THE British Chancellor of the Exchequer, Jeremy Hunt, said on Tuesday that he and his government are “absolutely determined” to get the £400 Energy Bills Support Scheme up and running here in the North. People in England, Scotland and Wales began receiving their payments last month while those here struggling to cope with crippling energy costs are no closer to knowing when the crucial aid will come than they were when it first became apparent that they were at the back of the queue through no fault of their own.

Unsurprisingly, the Chancellor was responding to a question from DUP MP Sammy Wilson, who gave us a telling glimpse into the panic within his party over the part they have played in this mess by doing a sharp about-turn in their strategy to convince the public that this mess has nothing to do with them. Up to now the DUP has been issuing what are in retrospect utterly bogus promises and baseless confirmations that the payment will be coming on this date or that. Now, with winter looming, they have run out of road with that preposterous strategy and have concocted an even more cynical and silly excuse: some senior civil servants are deliberately holding up the payments, claimed Wilson, as “a lever to get the Assembly back up and running.”

Wilson is a deeply unserious politician whose career has been littered with what some like to call “colourful” comments  for which others can find no words as they slap their palms over the faces. His two most recently infamous contributions to public life were to advise anyone experiencing food shortages as a result of Brexit to “Go to the chippy”; (remember, it was only last week that his DUP colleague Edwin Poots said that if MLAs’ wages are cut he and his party colleagues will “eat grass”);  and his enthusiastic support for Liz Truss’s disastrous, economically crippling and now utterly discredited mini-budget was a familiar example of what tends to happen when he switches his jokey mask for a serious one. He – and his party – have surrendered credibility.
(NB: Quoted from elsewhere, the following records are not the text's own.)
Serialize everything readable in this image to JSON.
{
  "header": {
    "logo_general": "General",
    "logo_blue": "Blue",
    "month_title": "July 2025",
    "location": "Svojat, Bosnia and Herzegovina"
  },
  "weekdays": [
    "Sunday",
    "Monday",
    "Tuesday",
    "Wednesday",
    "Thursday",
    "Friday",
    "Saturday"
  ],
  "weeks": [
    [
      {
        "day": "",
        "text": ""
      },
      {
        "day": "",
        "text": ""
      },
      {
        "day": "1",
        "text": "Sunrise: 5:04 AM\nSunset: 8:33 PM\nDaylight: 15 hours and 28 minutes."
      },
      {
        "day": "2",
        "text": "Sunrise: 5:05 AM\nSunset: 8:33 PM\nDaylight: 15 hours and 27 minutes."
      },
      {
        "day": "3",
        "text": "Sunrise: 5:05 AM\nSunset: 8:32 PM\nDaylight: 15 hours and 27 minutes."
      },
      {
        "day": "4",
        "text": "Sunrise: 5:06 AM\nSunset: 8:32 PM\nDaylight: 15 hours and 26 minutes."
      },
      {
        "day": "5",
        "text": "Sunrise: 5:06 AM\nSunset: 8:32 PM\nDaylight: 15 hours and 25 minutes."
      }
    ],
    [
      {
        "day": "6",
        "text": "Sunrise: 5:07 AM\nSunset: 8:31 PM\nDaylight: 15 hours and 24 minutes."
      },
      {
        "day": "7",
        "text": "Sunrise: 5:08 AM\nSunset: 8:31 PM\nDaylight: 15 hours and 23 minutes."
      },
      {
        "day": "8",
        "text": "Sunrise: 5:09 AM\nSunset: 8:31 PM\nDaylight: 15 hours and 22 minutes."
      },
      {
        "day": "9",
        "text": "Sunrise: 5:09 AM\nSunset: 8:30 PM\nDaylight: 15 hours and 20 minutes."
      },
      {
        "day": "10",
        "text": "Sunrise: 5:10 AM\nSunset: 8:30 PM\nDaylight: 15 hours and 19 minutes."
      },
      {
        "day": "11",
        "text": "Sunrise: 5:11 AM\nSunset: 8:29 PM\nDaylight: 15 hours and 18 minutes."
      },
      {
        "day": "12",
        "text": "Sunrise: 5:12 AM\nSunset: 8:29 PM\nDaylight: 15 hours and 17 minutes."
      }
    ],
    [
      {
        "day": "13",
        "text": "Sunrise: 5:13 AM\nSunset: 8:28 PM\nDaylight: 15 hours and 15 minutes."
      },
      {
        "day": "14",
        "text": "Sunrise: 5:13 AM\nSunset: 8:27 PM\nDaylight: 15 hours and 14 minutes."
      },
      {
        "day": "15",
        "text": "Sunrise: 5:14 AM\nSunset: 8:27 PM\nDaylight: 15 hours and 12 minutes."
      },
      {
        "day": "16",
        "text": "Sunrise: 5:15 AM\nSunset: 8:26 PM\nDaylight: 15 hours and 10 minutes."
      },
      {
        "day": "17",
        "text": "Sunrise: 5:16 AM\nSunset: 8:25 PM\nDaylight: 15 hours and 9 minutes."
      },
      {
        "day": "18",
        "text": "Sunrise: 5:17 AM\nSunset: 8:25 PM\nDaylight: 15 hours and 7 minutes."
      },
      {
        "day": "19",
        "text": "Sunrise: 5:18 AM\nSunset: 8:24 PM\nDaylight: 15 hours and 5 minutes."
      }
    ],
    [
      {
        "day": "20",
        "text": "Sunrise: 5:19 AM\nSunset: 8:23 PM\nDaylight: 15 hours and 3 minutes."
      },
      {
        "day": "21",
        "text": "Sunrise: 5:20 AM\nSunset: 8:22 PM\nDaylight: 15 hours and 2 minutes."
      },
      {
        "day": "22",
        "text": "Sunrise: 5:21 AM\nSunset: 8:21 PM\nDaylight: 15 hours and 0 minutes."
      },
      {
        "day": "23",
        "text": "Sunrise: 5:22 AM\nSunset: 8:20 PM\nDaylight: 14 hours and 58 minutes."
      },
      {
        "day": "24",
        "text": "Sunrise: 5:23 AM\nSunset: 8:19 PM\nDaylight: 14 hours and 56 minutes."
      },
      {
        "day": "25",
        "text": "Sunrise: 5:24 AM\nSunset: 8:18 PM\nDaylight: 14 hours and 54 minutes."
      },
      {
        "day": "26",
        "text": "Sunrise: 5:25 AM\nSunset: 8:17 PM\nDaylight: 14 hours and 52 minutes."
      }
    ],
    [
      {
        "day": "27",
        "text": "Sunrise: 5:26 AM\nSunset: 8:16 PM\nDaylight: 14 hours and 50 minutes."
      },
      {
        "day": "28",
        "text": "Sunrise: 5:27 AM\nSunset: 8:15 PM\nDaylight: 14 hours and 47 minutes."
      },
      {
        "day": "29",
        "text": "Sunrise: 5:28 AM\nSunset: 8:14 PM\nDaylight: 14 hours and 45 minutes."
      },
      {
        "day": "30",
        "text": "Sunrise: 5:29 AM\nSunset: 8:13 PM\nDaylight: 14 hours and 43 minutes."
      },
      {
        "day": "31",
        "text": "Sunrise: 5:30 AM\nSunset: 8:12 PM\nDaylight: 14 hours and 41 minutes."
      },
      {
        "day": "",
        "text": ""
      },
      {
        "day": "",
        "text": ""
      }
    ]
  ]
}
A weekend poll showed that the DUP continues to receive solid support from within the unionist community for its decision to refuse to go back to work. But we’re heading towards the winter after one of the warmest autumns on record and there can be little doubt that the continued absence of the energy assistance payments will prompt a unionist rethink when the mercury falls and the bills rise. We can’t be certain about the extent of that rethink, but as every military historian will confirm, ice and snow have a stubborn way of interrupting the best-laid strategies. 

The writer Sinclair Lewis observed that “winter is not so much a season as an occupation”, and if the DUP have a tough job of holding the line in the waning days of a mild autumn, the first icy blasts of the year will be the ultimate test of their ability to persuade unionists that they needn’t worry too much about when financial help with the heating is coming.